Social Psychology, Health Psychology
Culture, Stress and Coping, Minority Health, Intergroup Relations, Stereotype Threat and Discrimination, Pregnancy, Maternal-Child-Family Health
Cleopatra Abdou received her Ph.D. in social health psychology, with a minor in quantitative psychology, from UCLA in June 2008. She integrates principles and methodologies from the areas of social psychology, stress physiology, and health disparities from a cross-cultural perspective to investigate mechanisms whereby culture and social identities impact healthcare decision-making and health outcomes among minority women and their children across the socioeconomic strata. Her specialized interests are in maternal-child health and in the impact of social identity threat on health-related decisions.
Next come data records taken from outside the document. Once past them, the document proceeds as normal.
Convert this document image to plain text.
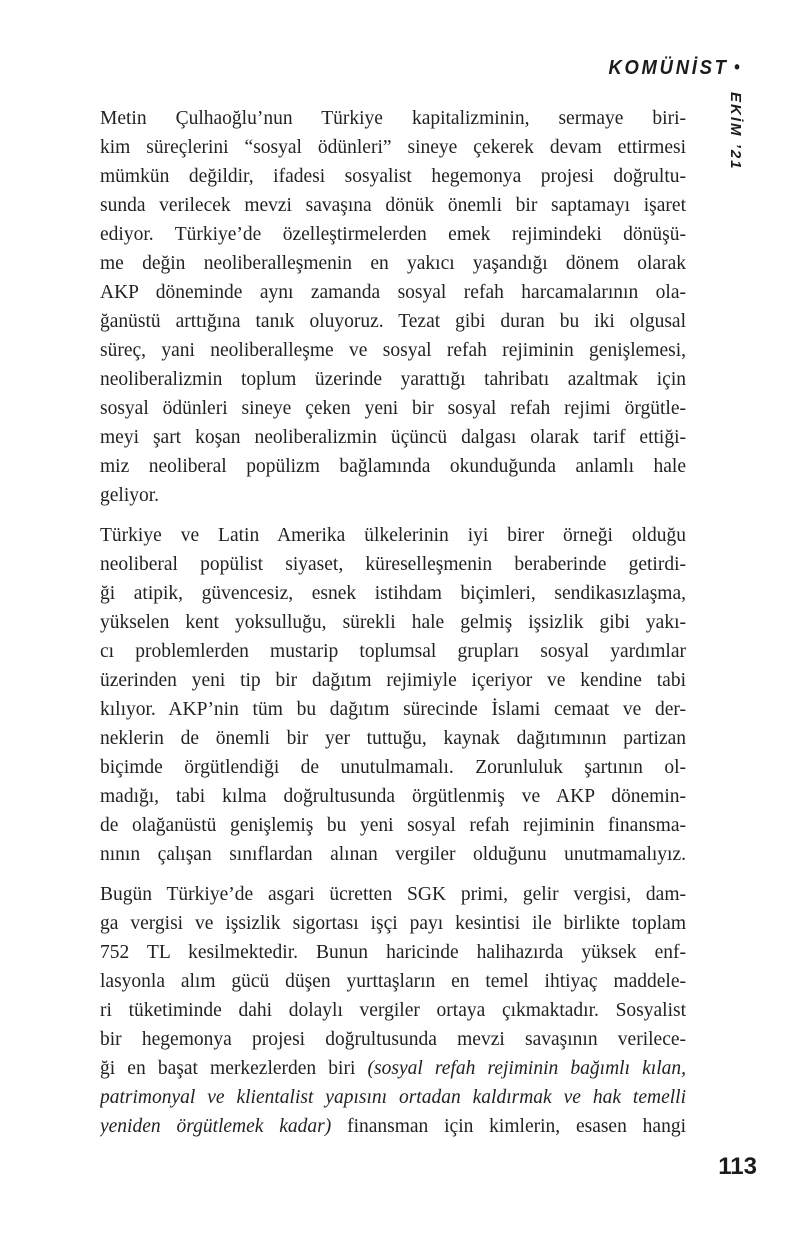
KOMÜNİST •
EKİM ’21
Metin Çulhaoğlu’nun Türkiye kapitalizminin, sermaye biri-
kim süreçlerini “sosyal ödünleri” sineye çekerek devam ettirmesi
mümkün değildir, ifadesi sosyalist hegemonya projesi doğrultu-
sunda verilecek mevzi savaşına dönük önemli bir saptamayı işaret
ediyor. Türkiye’de özelleştirmelerden emek rejimindeki dönüşü-
me değin neoliberalleşmenin en yakıcı yaşandığı dönem olarak
AKP döneminde aynı zamanda sosyal refah harcamalarının ola-
ğanüstü arttığına tanık oluyoruz. Tezat gibi duran bu iki olgusal
süreç, yani neoliberalleşme ve sosyal refah rejiminin genişlemesi,
neoliberalizmin toplum üzerinde yarattığı tahribatı azaltmak için
sosyal ödünleri sineye çeken yeni bir sosyal refah rejimi örgütle-
meyi şart koşan neoliberalizmin üçüncü dalgası olarak tarif ettiği-
miz neoliberal popülizm bağlamında okunduğunda anlamlı hale
geliyor.
Türkiye ve Latin Amerika ülkelerinin iyi birer örneği olduğu
neoliberal popülist siyaset, küreselleşmenin beraberinde getirdi-
ği atipik, güvencesiz, esnek istihdam biçimleri, sendikasızlaşma,
yükselen kent yoksulluğu, sürekli hale gelmiş işsizlik gibi yakı-
cı problemlerden mustarip toplumsal grupları sosyal yardımlar
üzerinden yeni tip bir dağıtım rejimiyle içeriyor ve kendine tabi
kılıyor. AKP’nin tüm bu dağıtım sürecinde İslami cemaat ve der-
neklerin de önemli bir yer tuttuğu, kaynak dağıtımının partizan
biçimde örgütlendiği de unutulmamalı. Zorunluluk şartının ol-
madığı, tabi kılma doğrultusunda örgütlenmiş ve AKP dönemin-
de olağanüstü genişlemiş bu yeni sosyal refah rejiminin finansma-
nının çalışan sınıflardan alınan vergiler olduğunu unutmamalıyız.
Bugün Türkiye’de asgari ücretten SGK primi, gelir vergisi, dam-
ga vergisi ve işsizlik sigortası işçi payı kesintisi ile birlikte toplam
752 TL kesilmektedir. Bunun haricinde halihazırda yüksek enf-
lasyonla alım gücü düşen yurttaşların en temel ihtiyaç maddele-
ri tüketiminde dahi dolaylı vergiler ortaya çıkmaktadır. Sosyalist
bir hegemonya projesi doğrultusunda mevzi savaşının verilece-
ği en başat merkezlerden biri (sosyal refah rejiminin bağımlı kılan,
patrimonyal ve klientalist yapısını ortadan kaldırmak ve hak temelli
yeniden örgütlemek kadar) finansman için kimlerin, esasen hangi
113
She examines four core questions in these two related areas of research: 1) what are the intrapersonal and interpersonal processes whereby social identities, like ethnicity and social class, translate into health? 2) what are the cultural bases of behavior that impact healthcare decisions? 3) how do social identities and cultural beliefs interact to shape stress exposure and the availability of coping resources? and 4) what features of culture promote being healthy and living well? Abdou’s research, largely community-based participatory research, has identified sociocultural mechanisms that bridge ethnic and socioeconomic differences in health and well-being via direct, moderated, and mediated pathways. Her research also examines broader theoretical and measurement issues surrounding the study of culture, socioeconomic status, and health in different ethnic groups.